A seagoing catamaran isnt going to happen pre-WW2, the structural effects cant be handled, and the available steels probably arent up to it either. The stresses involved with a basic cat design (the only one possible at the time) are horrendous. There are good reasons why, even now, you dont see many around, and all those have very heavy hulls
 

Hoist40

Banned
There is no way Britain or the Empire would have built these turkeys. .

I am talking about the 1920’s when aircraft were weak and low angle guns needed to defend the carrier from surface attack

Hermes ha six 5.5 inch guns
Eagle had nine 6 inch guns
Furious had ten 5.5 inch guns

So there was a perceived need for the ability to engage surface targets. Also Britain did not armor its aircraft carrier hangers until Ark Royal in 1938
 
There was one built, if not finished.
Look up the specs for the KM's Graf Zeppelin :eek:

Graf Zeppelin a cruiser at 33.500+ tonnes?

I'd hate to see what you'd call a battleship... :p

Myself I'd prefer a MAC with half a dozen ASW planes.
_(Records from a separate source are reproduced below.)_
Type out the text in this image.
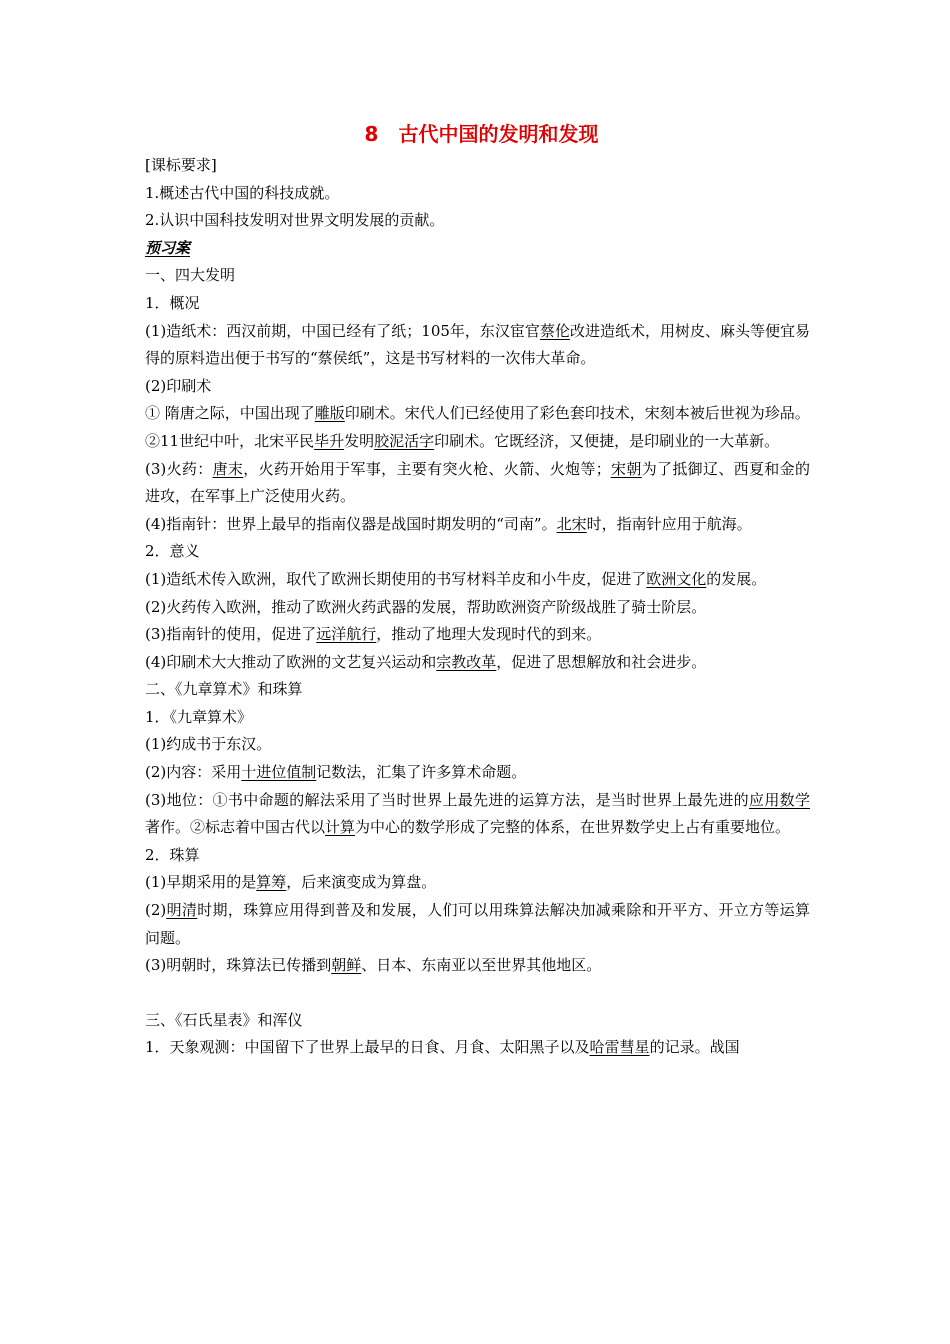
8　古代中国的发明和发现

[课标要求]

1.概述古代中国的科技成就。

2.认识中国科技发明对世界文明发展的贡献。

预习案

一、四大发明

1．概况

(1)造纸术：西汉前期，中国已经有了纸；105年，东汉宦官蔡伦改进造纸术，用树皮、麻头等便宜易得的原料造出便于书写的“蔡侯纸”，这是书写材料的一次伟大革命。

(2)印刷术

① 隋唐之际，中国出现了雕版印刷术。宋代人们已经使用了彩色套印技术，宋刻本被后世视为珍品。

②11世纪中叶，北宋平民毕升发明胶泥活字印刷术。它既经济，又便捷，是印刷业的一大革新。

(3)火药：唐末，火药开始用于军事，主要有突火枪、火箭、火炮等；宋朝为了抵御辽、西夏和金的进攻，在军事上广泛使用火药。

(4)指南针：世界上最早的指南仪器是战国时期发明的“司南”。北宋时，指南针应用于航海。

2．意义

(1)造纸术传入欧洲，取代了欧洲长期使用的书写材料羊皮和小牛皮，促进了欧洲文化的发展。

(2)火药传入欧洲，推动了欧洲火药武器的发展，帮助欧洲资产阶级战胜了骑士阶层。

(3)指南针的使用，促进了远洋航行，推动了地理大发现时代的到来。

(4)印刷术大大推动了欧洲的文艺复兴运动和宗教改革，促进了思想解放和社会进步。

二、《九章算术》和珠算

1．《九章算术》

(1)约成书于东汉。

(2)内容：采用十进位值制记数法，汇集了许多算术命题。

(3)地位：①书中命题的解法采用了当时世界上最先进的运算方法，是当时世界上最先进的应用数学著作。②标志着中国古代以计算为中心的数学形成了完整的体系，在世界数学史上占有重要地位。

2．珠算

(1)早期采用的是算筹，后来演变成为算盘。

(2)明清时期，珠算应用得到普及和发展，人们可以用珠算法解决加减乘除和开平方、开立方等运算问题。

(3)明朝时，珠算法已传播到朝鲜、日本、东南亚以至世界其他地区。

三、《石氏星表》和浑仪

1．天象观测：中国留下了世界上最早的日食、月食、太阳黑子以及哈雷彗星的记录。战国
If you don't mind going nowhere fast and being terribly vulnerable, a MAC or a CVE is a quick and cheap solution to operate aircraft from the sea.

A CVL OTOH, while being more costly, at least has some protection from it's cruiser armor and is a lot faster. Because it's faster it's also more useful, as it is capable of operating with fleetcarriers.

The battle of the Leyte Gulf is pretty much the exception which proves the rule about CVE's or a MAC.

I was thinking, could this possibly come about in a world where the Naval Treaties come about as being more generous, with either larger tonnage allowances (and no limits as to how you spend your tonnage in detail), and with no post-WWI Doolittle trials to validate naval air strikes.

Wouldn't it be the other way around?
With the WNT being more strict (for battleships and carriers), you'd have more opportunity to experiment with ships around 10.000 tonnes.